As Charlotte notes, the ‘killer’ clause in the regulation appears to be that MPs haven’t been allowed to make payments to their spouses since 2006. Reader Rory Carr raises another question: when is the person you live with a spouse, and when are they not? In respect of claimants of Housing Benefit, co-habitation is a ‘good enough’ standard. But what about House regulations?

‘Good enough’ standards for politicians, says Paul, but not for those low or non taxpaying elite who can afford, for instance, to have a Premiership footballer show up at a child’s birthday party for a cool £25k.

Andrew Sullivan may be right when he says that “lies, even white lies, even understandable lies, cannot last in today’s culture and today’s media.” And I agree with him, up to a point.

But when Government is compelled over and over to self scrutinise down to such fine granular detail, we should remember that there is more than just one fox on the loose out there and not all of us are locked up safely inside the chicken coop.

David Laws will now likely be consigned to the scrap heap of British parliamentary history (with the Orange Book as his primary footnote). Yet unless the UK wishes to be consigned to the same cynical ‘Let’s kick the bums out’ election cycle the US is current struggling to break out of, the chiefist lesson is next time it happens (for it surely will): inject some perspective these one eyed media campaigns into the public space.

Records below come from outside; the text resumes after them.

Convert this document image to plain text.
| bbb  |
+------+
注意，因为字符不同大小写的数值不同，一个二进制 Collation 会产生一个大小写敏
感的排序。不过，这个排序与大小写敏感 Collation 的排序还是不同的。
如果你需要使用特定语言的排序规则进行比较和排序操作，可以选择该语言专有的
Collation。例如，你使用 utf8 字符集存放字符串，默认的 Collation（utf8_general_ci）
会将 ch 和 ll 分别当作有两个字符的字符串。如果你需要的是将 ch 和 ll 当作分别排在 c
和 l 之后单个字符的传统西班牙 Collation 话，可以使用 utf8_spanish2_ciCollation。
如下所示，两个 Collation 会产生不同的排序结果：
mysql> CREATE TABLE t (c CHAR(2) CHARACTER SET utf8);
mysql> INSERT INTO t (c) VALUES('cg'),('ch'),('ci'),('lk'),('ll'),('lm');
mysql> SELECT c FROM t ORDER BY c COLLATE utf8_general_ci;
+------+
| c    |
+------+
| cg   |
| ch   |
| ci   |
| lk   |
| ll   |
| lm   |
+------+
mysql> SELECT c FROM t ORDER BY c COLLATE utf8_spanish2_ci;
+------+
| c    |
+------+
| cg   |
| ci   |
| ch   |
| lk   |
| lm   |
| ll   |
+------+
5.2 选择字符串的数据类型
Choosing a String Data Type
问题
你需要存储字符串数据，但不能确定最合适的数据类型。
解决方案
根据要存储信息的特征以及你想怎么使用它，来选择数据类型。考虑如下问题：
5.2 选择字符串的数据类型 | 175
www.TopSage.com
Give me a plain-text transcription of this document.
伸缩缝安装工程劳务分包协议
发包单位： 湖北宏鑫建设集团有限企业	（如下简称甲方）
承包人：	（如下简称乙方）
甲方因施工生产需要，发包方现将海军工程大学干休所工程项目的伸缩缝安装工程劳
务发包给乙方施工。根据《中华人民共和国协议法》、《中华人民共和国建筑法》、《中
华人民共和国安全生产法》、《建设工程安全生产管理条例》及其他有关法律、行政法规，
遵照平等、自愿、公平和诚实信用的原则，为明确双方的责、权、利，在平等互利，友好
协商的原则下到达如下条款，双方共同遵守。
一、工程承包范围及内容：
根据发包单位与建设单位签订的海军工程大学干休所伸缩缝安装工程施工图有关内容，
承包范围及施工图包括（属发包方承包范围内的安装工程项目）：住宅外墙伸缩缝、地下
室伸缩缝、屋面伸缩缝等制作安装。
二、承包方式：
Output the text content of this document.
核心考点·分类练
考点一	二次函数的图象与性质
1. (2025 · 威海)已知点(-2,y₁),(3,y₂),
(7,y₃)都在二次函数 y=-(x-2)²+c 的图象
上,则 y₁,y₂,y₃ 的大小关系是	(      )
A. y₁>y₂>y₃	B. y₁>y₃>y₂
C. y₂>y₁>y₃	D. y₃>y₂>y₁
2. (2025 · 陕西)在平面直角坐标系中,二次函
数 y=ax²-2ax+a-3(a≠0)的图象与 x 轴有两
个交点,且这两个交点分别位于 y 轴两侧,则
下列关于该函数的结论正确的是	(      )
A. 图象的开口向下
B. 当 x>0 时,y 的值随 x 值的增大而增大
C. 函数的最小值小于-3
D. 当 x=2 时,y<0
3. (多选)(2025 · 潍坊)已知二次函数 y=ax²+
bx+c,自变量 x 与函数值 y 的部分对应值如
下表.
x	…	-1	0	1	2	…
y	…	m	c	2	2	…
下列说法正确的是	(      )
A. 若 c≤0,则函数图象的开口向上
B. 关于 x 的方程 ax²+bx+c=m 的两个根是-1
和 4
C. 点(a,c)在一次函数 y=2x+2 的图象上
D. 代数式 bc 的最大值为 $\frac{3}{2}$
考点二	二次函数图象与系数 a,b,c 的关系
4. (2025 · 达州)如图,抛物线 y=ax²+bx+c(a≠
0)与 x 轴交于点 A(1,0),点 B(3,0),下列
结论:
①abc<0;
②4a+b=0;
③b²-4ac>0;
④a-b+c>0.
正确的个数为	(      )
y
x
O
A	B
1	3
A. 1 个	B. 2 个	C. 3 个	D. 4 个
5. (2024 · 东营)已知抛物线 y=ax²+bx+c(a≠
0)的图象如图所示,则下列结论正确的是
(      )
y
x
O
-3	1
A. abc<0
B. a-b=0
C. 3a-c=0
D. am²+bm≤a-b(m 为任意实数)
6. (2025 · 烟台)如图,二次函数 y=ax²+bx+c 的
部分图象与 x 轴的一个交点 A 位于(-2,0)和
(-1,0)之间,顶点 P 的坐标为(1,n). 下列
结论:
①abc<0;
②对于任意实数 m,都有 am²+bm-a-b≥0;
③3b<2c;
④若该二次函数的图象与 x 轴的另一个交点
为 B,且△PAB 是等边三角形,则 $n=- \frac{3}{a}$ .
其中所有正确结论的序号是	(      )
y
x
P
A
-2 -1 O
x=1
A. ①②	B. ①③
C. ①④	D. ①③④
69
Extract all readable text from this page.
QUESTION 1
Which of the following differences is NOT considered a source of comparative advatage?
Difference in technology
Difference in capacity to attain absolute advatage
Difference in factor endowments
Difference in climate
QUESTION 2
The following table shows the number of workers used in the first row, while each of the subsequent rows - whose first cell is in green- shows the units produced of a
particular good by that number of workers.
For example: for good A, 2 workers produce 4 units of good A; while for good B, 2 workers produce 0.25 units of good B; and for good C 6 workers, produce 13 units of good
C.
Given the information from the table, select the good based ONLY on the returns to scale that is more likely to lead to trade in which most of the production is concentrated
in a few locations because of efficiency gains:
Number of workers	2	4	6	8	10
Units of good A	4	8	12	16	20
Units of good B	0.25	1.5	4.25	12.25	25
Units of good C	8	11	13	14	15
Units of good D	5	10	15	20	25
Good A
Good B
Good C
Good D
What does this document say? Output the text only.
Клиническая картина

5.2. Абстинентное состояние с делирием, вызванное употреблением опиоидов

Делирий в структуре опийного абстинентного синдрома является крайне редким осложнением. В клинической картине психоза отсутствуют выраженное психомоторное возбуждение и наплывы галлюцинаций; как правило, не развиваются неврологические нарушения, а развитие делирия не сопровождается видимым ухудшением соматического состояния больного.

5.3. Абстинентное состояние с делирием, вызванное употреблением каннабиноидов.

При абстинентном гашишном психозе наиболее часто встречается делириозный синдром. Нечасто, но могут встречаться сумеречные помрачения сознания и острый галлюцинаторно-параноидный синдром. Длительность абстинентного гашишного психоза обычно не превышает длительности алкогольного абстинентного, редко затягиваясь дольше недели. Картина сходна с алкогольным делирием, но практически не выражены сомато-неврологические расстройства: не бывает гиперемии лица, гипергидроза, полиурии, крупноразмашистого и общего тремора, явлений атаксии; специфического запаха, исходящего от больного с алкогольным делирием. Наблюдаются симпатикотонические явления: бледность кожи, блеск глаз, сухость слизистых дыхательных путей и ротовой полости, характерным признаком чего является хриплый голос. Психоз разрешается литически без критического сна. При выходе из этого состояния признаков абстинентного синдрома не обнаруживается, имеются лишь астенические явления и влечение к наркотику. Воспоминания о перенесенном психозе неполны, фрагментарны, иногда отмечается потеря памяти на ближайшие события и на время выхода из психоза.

But in the meantime the last word should go to John Ward at the Slog, who appeals directly to progenitors of this particular anti politics crusade:

There’s a rainbow-in-negative cacophony of bitterness at work in Britain today – and what a ghastly crock of shit lies at the end of it: Balls, Whelan, Farage, Tebbitt, and every other grumpy, out of line dinosaur from Rupert Murdoch to Piers Morgan.

If the Daily Telegraph wants to join that shower, then good riddance. But I certainly won’t be reading it. I am a friend of the Telegraph and all its fine traditions. I think Robert Winnett a fine journalist of enormous intellect and talent, and Brogan a political editor of rare insight. As a real friend, however, I don’t ask the DT team to live up to my standards: rather, I accuse them of falling below their own.

They are guilty on that count. And somehow, I think sane minds in the Telegraph building know it.